The song comes from the James M. Carpenter collection. James Madison Carpenter (1888-1984) was a Harvard-trained scholar who undertook folksong, and later folk play, collecting in Britain from 1928-1935. His extensive and important collection, now held at the Library of Congress, was never published and Carpenter remained a relatively unknown figure in Anglo-American folksong scholarship.
Bob Walser wrote the article 'Here We Come Home In A Leaky Ship!': The Shanty Collection of James Madison Carpenter that appears in the Folk Music Journal, 1988, Volume 7, Number 4, a Special Issue on the James Madison Carpenter Collection. Nothin' But A Humbug was collected from Welsh singer Rees Baldwyn. Carpenter notes that "Mr. Baldwyn learned this from the Negro singers in Savannah and New Orleans. The words 'Dandy Jim from North Carolina' are echoes from a minstrel song of about 65 or 70 years ago. It is sung with much emphasis and force."
Walser says, in his article, "according to Carpenter, two 'Negro pile drivers of the southern ports' used this song to coordinate their rhythm as they alternately struck the same pile with two sledges.

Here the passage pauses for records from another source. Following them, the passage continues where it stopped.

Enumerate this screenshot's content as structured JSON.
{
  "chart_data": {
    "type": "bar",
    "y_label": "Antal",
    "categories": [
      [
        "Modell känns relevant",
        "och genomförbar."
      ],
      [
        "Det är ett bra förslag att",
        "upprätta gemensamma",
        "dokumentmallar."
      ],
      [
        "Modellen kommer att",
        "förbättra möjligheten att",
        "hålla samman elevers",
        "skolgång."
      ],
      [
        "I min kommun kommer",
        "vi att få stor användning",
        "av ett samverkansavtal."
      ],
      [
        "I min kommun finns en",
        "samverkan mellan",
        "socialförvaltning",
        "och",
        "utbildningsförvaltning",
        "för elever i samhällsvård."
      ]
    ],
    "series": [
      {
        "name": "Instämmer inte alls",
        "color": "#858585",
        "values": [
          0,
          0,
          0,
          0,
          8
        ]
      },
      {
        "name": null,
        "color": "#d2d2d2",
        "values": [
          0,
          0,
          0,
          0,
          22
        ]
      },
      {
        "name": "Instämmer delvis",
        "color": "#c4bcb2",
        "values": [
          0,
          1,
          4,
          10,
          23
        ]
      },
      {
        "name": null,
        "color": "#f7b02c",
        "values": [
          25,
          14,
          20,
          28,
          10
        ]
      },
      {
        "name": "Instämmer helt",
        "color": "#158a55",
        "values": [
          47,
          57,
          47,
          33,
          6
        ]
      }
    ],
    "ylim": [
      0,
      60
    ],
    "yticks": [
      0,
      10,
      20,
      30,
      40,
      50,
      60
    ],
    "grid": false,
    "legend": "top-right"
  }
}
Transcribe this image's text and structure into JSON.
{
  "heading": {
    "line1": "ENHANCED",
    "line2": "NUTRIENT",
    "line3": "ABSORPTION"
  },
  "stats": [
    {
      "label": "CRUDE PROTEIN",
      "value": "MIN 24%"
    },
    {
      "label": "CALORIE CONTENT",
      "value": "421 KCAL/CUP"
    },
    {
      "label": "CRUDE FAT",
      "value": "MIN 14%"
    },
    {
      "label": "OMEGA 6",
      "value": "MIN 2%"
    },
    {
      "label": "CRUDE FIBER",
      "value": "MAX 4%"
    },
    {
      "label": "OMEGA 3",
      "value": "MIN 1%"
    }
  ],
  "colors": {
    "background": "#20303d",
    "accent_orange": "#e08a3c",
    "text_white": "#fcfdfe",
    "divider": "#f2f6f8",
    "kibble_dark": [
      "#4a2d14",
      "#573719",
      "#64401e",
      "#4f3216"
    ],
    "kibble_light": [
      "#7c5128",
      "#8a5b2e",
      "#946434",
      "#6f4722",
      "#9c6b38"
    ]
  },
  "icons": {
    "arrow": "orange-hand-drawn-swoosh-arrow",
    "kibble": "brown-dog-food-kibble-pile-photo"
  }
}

The simple words, as well as the straightforward alternation of the two parts, suggested the song could have been used at sea for halyard work. The application was tested by attempting to use the song at halyards aboard the full-rigged ship Joseph Conrad at Mystic Seaport where sail-setting demonstrations are performed daily during the summer months. In that context it was found that the short verses ending with rests left a relatively long moment without metrical information before the chorus, making it difficult for the chorus to enter together. How, then, did Rees Baldwin maintain this song in his repertoire? Did he simply remember it after hearing the pile drivers sing it, perhaps only one time, or did he use it at sea for some task other than halyards? As Hugill wrote, 'in talking about shanties and shantying one cannot be too dogmatic'. Perhaps Baldwyn found his own particular use for this song and thus preserved it in memory until Carpenter, in his turn, could preserve it in sound and manuscript."